Viernes 03 de febrero del 2006 La caja

El perdido arte de la buena conversación

Si algo está claro de la actual situación de la política en el país es que hay poca posibilidad de diálogo, discusión y acuerdo. La televisión es el espacio público de discusión política más importante de nuestra época. Entonces, ¿qué parte de responsabilidad le toca asumir? Mucha: en la televisión los espacios de calidad para el diálogo son pocos, lo cual es curioso porque no existe noticiero matutino que no incluya varias o por lo menos una entrevista.

La tónica y el ritmo lo marca Carlos Vera. Su estilo incisivo o bronco (con sus altibajos) es tratado de imitar casa adentro y casa afuera. No siempre, por supuesto. Entrevistadoras y entrevistadores como Luisa Delgadillo, Fernando Aguayo, Javier Segarra y Andrés Carrión tienen estilos más complacientes, reflexivos o contemplativos, depende de la vara con la cual se los mida...

Pero el vacío está más allá de los estilos personales. La sucesión de entrevistas que pueden durar de entre 2 a 15 minutos, en las que se intercalan opiniones, comentarios y largas exposiciones de los entrevistadores, no permite otra cosa que dar un somero vistazo a retazos de la realidad y, en el mejor de los casos, obtener alguna respuesta a las preguntas más apremiantes de la actualidad.

¿Es una cuestión de presión debido al famoso tiempo televisivo? Tampoco... La programación de Cable Noticias (Canal 3 de TV Cable) incluye abundante oferta de espacios cuyo formato consiste en largas entrevistas. Entre los conductores hay periodistas de tanta trayectoria como Patricio Quevedo o tan reconocidos como Gonzalo Ruiz. Sin embargo, estos espacios se quedan en la sucesión de personajes con quienes se establecen intercambios verbales poco memorables. Todo por un detalle: la cámara estática en sets sin imaginación.

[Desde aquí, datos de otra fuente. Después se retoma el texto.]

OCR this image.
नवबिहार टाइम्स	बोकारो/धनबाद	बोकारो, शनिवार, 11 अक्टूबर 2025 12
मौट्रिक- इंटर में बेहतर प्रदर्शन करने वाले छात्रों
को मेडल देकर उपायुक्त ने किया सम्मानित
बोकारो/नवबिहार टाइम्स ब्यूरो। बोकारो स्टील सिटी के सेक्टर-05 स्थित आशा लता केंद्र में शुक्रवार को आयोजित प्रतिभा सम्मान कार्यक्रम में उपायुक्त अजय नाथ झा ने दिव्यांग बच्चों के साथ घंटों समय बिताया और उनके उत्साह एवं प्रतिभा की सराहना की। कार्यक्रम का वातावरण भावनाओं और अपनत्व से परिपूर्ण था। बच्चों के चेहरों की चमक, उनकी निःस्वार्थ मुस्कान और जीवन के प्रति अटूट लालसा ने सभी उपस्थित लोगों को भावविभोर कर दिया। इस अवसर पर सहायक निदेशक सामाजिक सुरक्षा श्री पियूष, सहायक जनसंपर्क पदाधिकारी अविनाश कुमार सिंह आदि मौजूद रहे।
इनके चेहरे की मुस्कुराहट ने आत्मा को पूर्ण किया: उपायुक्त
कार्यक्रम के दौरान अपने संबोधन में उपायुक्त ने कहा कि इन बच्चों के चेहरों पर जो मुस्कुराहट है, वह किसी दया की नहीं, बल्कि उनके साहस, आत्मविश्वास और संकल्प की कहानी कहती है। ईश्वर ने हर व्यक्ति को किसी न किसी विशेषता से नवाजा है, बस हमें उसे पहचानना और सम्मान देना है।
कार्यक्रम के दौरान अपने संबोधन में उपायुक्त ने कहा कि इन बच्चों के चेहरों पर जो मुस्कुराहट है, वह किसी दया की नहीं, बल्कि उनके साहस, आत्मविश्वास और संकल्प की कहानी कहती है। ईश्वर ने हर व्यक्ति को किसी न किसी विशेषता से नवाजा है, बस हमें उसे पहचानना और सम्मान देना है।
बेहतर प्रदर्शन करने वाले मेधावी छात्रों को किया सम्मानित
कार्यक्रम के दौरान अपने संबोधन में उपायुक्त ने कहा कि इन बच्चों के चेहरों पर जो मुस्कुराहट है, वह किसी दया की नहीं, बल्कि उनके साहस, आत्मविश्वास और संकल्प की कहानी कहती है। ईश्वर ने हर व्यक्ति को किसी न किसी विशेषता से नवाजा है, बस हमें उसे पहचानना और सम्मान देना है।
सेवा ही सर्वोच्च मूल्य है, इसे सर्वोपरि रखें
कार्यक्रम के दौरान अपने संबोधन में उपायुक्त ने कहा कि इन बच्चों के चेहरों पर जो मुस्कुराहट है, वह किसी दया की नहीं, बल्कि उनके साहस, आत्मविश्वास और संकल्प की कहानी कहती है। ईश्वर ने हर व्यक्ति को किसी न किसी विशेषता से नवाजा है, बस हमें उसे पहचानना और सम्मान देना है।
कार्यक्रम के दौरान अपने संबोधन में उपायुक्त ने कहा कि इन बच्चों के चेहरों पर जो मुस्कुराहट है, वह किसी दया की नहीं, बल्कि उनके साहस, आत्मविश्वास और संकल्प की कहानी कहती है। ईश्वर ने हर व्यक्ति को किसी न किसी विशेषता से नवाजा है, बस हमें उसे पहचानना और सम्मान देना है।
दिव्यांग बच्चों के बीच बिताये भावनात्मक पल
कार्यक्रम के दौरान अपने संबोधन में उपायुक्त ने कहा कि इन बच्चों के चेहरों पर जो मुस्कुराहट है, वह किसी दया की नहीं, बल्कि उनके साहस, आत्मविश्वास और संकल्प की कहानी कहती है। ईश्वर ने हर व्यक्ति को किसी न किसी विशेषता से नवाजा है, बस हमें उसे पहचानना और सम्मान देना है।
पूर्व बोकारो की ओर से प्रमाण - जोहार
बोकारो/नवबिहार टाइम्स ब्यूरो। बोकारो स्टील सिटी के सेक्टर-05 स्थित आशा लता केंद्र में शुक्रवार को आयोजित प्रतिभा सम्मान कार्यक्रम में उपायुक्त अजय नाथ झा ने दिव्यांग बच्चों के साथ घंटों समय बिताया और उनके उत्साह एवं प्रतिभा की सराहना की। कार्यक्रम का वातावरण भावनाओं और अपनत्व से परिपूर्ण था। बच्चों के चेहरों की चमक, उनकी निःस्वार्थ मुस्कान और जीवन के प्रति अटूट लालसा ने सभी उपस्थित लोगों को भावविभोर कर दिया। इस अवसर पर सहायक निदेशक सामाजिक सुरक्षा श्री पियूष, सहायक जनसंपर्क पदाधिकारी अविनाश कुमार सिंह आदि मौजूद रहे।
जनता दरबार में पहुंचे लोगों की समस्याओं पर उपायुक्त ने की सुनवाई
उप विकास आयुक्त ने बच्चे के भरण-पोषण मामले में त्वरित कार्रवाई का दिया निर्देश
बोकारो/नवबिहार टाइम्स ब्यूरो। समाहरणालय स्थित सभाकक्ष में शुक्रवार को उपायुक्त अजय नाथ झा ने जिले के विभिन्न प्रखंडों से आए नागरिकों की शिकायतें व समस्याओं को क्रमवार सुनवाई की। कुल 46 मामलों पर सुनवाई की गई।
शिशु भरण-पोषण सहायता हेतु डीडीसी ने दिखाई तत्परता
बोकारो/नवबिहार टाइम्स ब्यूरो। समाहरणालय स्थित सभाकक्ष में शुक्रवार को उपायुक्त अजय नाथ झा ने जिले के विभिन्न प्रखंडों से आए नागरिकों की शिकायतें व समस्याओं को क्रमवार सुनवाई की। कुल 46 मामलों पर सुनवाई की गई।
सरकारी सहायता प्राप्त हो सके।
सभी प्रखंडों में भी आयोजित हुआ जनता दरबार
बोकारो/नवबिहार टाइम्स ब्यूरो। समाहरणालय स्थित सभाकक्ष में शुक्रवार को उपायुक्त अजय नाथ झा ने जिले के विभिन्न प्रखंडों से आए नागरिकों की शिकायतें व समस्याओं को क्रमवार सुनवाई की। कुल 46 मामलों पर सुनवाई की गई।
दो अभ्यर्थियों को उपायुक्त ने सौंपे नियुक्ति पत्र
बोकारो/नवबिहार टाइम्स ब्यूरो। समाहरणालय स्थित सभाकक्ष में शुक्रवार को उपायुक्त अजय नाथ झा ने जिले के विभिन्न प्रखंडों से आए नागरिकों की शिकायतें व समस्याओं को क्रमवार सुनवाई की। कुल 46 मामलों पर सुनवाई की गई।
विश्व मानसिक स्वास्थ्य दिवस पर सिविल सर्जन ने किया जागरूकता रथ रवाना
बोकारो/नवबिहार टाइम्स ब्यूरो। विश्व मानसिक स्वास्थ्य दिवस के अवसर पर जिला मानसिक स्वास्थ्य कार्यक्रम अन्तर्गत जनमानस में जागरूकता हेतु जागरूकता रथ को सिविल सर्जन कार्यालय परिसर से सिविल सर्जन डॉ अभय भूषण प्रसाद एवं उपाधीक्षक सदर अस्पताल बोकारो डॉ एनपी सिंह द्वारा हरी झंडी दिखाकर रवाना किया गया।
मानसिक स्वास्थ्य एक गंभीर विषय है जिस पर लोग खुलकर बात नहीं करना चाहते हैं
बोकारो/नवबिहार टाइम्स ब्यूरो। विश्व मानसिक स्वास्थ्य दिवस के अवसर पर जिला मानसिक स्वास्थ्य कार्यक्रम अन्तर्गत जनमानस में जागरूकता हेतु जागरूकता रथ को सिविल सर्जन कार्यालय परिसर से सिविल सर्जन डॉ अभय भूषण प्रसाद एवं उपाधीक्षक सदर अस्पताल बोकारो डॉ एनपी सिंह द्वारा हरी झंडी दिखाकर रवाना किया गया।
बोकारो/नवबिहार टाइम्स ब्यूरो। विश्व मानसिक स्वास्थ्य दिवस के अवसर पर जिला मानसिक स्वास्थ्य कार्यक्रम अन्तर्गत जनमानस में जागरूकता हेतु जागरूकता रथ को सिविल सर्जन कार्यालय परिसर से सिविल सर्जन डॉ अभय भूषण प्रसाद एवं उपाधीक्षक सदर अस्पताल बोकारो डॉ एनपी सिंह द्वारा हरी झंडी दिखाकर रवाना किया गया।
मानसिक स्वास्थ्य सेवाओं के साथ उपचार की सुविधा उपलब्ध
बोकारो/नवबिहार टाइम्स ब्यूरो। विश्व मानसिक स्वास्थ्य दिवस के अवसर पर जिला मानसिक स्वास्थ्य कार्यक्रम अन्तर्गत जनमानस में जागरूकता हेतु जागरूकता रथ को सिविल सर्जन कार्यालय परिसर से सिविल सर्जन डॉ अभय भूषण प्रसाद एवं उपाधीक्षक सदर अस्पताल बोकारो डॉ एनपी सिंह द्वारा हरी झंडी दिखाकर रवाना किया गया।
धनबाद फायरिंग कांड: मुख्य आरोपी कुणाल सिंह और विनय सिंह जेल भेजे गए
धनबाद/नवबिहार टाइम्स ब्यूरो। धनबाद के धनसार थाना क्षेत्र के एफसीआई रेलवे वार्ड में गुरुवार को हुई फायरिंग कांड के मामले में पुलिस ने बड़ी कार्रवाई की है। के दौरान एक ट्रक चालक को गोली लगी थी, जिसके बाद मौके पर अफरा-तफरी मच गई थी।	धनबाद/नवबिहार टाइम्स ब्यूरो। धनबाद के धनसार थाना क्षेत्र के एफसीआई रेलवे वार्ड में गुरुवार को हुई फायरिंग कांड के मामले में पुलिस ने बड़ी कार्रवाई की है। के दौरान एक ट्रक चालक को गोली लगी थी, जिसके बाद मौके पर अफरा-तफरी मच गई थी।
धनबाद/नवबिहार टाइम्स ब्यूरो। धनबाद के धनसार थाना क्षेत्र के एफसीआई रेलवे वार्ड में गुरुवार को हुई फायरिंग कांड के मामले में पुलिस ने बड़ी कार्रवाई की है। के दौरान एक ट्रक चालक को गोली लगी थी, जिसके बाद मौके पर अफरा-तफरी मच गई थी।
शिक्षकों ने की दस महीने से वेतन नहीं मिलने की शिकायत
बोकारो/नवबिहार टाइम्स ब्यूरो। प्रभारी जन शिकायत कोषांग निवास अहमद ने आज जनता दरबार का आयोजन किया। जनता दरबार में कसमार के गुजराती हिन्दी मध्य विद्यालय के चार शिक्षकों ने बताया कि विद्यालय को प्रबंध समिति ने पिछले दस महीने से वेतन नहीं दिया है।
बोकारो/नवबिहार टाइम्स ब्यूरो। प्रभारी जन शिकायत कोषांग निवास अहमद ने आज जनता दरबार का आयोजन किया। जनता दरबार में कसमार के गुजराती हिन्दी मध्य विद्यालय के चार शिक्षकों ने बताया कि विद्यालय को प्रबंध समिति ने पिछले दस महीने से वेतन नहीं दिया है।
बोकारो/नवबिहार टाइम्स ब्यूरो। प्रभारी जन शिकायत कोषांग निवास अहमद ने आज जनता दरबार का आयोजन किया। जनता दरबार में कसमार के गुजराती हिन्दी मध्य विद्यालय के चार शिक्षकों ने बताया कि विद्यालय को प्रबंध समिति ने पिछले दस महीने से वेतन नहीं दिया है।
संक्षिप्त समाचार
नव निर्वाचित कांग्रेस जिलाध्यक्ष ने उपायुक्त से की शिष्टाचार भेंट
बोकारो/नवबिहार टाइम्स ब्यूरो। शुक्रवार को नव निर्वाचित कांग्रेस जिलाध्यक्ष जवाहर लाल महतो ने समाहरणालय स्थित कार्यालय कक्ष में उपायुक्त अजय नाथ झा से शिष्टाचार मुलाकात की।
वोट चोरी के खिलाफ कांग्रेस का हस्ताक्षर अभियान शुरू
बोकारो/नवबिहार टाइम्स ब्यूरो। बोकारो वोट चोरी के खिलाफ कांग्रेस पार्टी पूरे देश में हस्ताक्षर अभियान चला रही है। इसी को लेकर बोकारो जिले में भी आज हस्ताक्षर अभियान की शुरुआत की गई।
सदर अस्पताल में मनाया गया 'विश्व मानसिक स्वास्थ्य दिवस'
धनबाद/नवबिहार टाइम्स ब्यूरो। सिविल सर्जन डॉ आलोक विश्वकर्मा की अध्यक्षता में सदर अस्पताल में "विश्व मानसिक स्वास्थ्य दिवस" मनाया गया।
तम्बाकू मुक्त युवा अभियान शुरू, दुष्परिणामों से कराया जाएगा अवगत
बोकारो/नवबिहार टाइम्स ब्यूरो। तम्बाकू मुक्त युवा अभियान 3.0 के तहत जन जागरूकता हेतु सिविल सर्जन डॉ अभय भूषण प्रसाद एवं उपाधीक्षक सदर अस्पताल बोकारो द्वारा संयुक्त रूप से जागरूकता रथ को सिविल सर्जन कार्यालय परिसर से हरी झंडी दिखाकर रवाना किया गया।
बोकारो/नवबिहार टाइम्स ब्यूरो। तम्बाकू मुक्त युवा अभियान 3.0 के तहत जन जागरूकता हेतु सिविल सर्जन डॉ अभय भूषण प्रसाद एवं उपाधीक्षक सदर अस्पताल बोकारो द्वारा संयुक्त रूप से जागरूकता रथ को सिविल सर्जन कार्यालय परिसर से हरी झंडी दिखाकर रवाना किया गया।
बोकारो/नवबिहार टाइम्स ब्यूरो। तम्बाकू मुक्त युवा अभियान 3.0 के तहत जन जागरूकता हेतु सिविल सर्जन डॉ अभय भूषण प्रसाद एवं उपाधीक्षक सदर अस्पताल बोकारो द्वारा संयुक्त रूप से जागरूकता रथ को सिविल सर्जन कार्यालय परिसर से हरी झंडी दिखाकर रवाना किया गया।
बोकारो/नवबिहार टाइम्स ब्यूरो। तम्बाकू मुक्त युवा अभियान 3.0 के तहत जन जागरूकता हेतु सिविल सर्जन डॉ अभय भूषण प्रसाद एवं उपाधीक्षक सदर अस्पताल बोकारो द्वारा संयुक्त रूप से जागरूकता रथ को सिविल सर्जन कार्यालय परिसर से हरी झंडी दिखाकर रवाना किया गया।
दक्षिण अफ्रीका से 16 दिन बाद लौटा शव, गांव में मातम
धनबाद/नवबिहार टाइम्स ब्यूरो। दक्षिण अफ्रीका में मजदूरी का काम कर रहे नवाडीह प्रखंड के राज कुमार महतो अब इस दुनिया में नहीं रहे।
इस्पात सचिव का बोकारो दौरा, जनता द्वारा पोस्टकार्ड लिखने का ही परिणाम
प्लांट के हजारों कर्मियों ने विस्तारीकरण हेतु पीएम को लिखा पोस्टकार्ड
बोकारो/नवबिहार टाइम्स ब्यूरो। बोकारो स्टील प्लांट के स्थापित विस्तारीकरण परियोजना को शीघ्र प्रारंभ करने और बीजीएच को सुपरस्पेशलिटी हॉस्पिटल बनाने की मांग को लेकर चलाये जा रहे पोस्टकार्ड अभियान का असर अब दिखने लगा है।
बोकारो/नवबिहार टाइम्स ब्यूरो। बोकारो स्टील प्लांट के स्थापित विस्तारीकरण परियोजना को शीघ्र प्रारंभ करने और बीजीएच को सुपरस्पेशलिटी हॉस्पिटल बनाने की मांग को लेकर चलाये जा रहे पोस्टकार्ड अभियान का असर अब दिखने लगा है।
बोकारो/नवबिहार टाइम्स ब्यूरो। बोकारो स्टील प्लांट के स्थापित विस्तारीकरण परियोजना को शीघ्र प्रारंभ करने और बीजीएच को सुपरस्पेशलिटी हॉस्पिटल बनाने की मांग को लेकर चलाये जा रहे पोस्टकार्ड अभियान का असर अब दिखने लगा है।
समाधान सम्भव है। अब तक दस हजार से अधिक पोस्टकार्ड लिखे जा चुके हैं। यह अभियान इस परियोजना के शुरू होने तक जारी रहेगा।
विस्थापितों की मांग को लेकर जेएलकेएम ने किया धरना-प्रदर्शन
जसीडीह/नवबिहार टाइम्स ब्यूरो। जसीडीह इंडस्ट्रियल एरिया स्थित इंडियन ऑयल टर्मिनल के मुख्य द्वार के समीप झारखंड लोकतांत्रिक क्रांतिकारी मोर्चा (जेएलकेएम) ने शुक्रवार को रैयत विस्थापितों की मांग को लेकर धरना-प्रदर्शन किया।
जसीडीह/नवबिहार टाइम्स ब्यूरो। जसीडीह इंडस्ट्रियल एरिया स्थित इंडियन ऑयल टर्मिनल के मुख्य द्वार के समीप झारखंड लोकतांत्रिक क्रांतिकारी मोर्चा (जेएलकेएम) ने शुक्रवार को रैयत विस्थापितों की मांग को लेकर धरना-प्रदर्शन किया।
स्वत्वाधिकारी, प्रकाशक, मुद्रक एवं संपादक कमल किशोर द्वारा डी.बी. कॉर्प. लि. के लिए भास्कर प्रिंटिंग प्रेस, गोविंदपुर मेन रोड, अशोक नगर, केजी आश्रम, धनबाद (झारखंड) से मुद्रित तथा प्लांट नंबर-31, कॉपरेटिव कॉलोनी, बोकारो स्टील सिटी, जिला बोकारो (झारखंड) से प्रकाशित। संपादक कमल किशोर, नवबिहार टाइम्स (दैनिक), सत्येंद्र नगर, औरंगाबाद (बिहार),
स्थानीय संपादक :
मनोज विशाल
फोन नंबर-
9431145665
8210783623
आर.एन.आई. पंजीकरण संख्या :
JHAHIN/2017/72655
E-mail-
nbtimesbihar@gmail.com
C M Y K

En su extraordinario artículo sobre la entrevista televisiva, Jordi Balló, de La Vanguardia, dice: “... la raíz de la entrevista filmada estriba en que no se registra solo el cuerpo y la voz del que es interrogado sino justamente su relación con la cámara y con el realizador que está tras ella. Esta idea me parece fundamental: lo que vemos en un personaje entrevistado es su relación con un mediador que puede estar fuera de campo, que es invisible porque es el que narra. Este carácter de mediación es lo que permite que el arte de la entrevista evolucione por senderos imprevisibles y muchas veces fructíferos. En el programa totémico Apostrophes de Bernard Pivot, todo descansaba en la capacidad de empatía entre el entrevistador y su invitado”.

Justamente: la incapacidad de establecer primero una relación realizador-entrevistador-entrevistado. Y segundo, la empatía indispensable para el arte de la buena conversación; es lo que produce esa sensación de que en la TV ecuatoriana, el diálogo es algo que se  perdió hace mucho tiempo.